The much-anticipated run of bank holidays is upon us. By the time we reach the other end of this bonanza, on 3 May, millions of us will have taken some sort of break, many making the most of that great asset on our doorstep, the British coast.
One organisation that has perhaps approached this holiday season with trepidation rather than anticipation is the Royal National Lifeboat Institute. This time last year – when it had just Easter and May Day to contend with, not a royal wedding, too – the charity launched its lifeboats 126 times to go to the aid of leisure boats, rescuing 178 people. And its lifeguards helped out 120 people who got into difficulties on the UK's beaches.
Ross Macleod is the man at the RNLI charged with looking after beach safety. He says: "[Our] advice is to choose a lifeguarded beach and swim between the red and yellow flags." (You can find out the nearest beach to where you'll be that's attended by a lifeguard at goodbeachguide.co.uk.)
But if you aren't near a lifeguarded beach, Macleod advises that you find out about the beach you'll be visiting before you go – check the weather and tide times at least – and pay attention to any signs at the beach entrance. "By following this basic advice, we hope people will have a great time but stay safe as well," he says.
Peter Chennel, sea safety manager for the RNLI, adds some cautionary words for sailors: "Check your boat, service the engine and carry spares. But accidents can happen to anyone, no matter how experienced, so make sure you have a means of calling for help and ensure your lifejacket and its gas bottles are in good condition."
This timely and useful advice may seem obvious, but the RNLI's experience shows that year after year, applying a little common sense could be the difference between life or death.
For more useful information from the RNLI, check out the relevant pages on its website – rnli.org.uk/beachsafety and rnli.org.uk/seasafety.

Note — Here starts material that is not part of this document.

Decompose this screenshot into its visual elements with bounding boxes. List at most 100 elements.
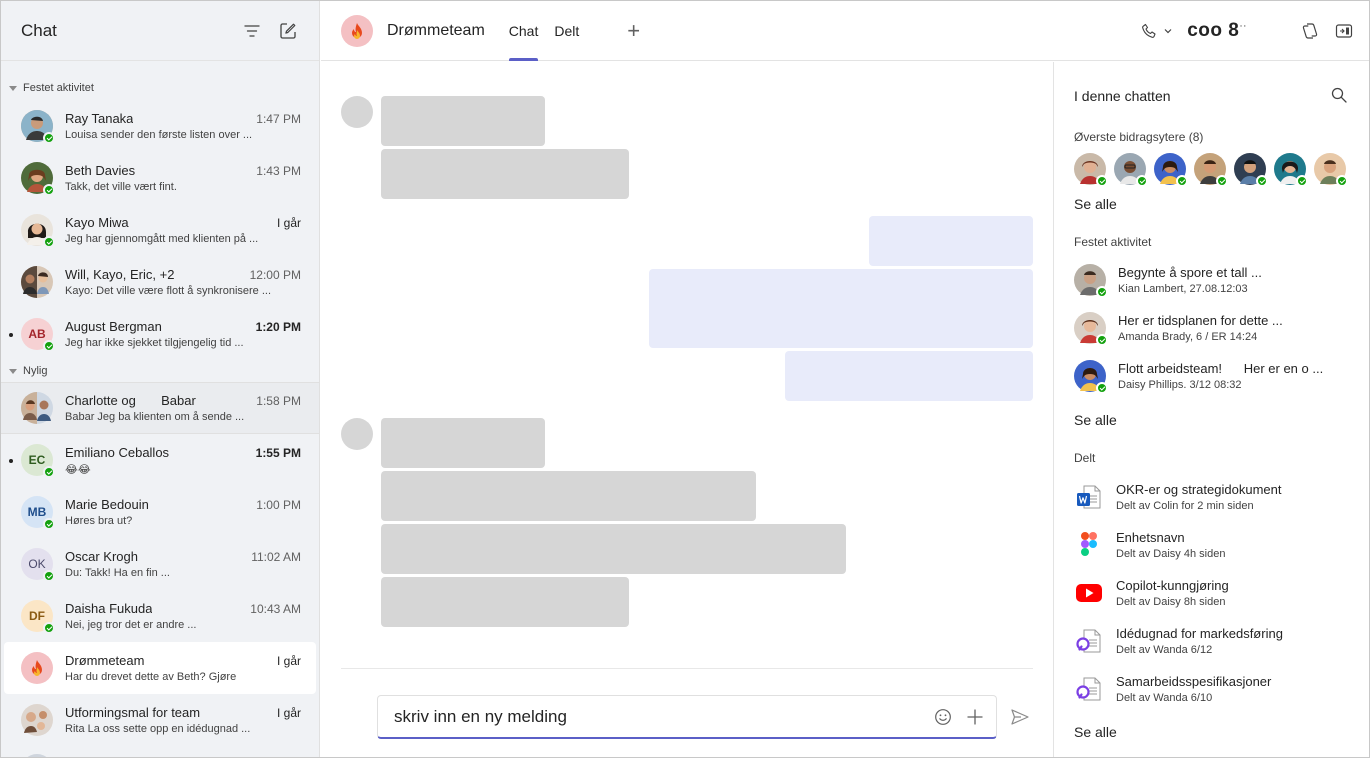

I've just returned from Jersey (of which more in a future article on these pages). Now, as any schoolboy/girl knows, Jersey may be in the British Isles but its banknotes aren't generally accepted on the British mainland. Hence, when my friend went to buy a couple of coffees at the airport on departure, she was keen to use up her Jersey pounds and asked if the waitress would give her change in Bank of England notes, so that she could use them back home. The answer was a flat no. My friend offered to pay on her debit card. Another no. In despair, she explained she would have to cancel the order. Hey presto, the problem was solved, the coffees served and the change returned in sterling. Shame.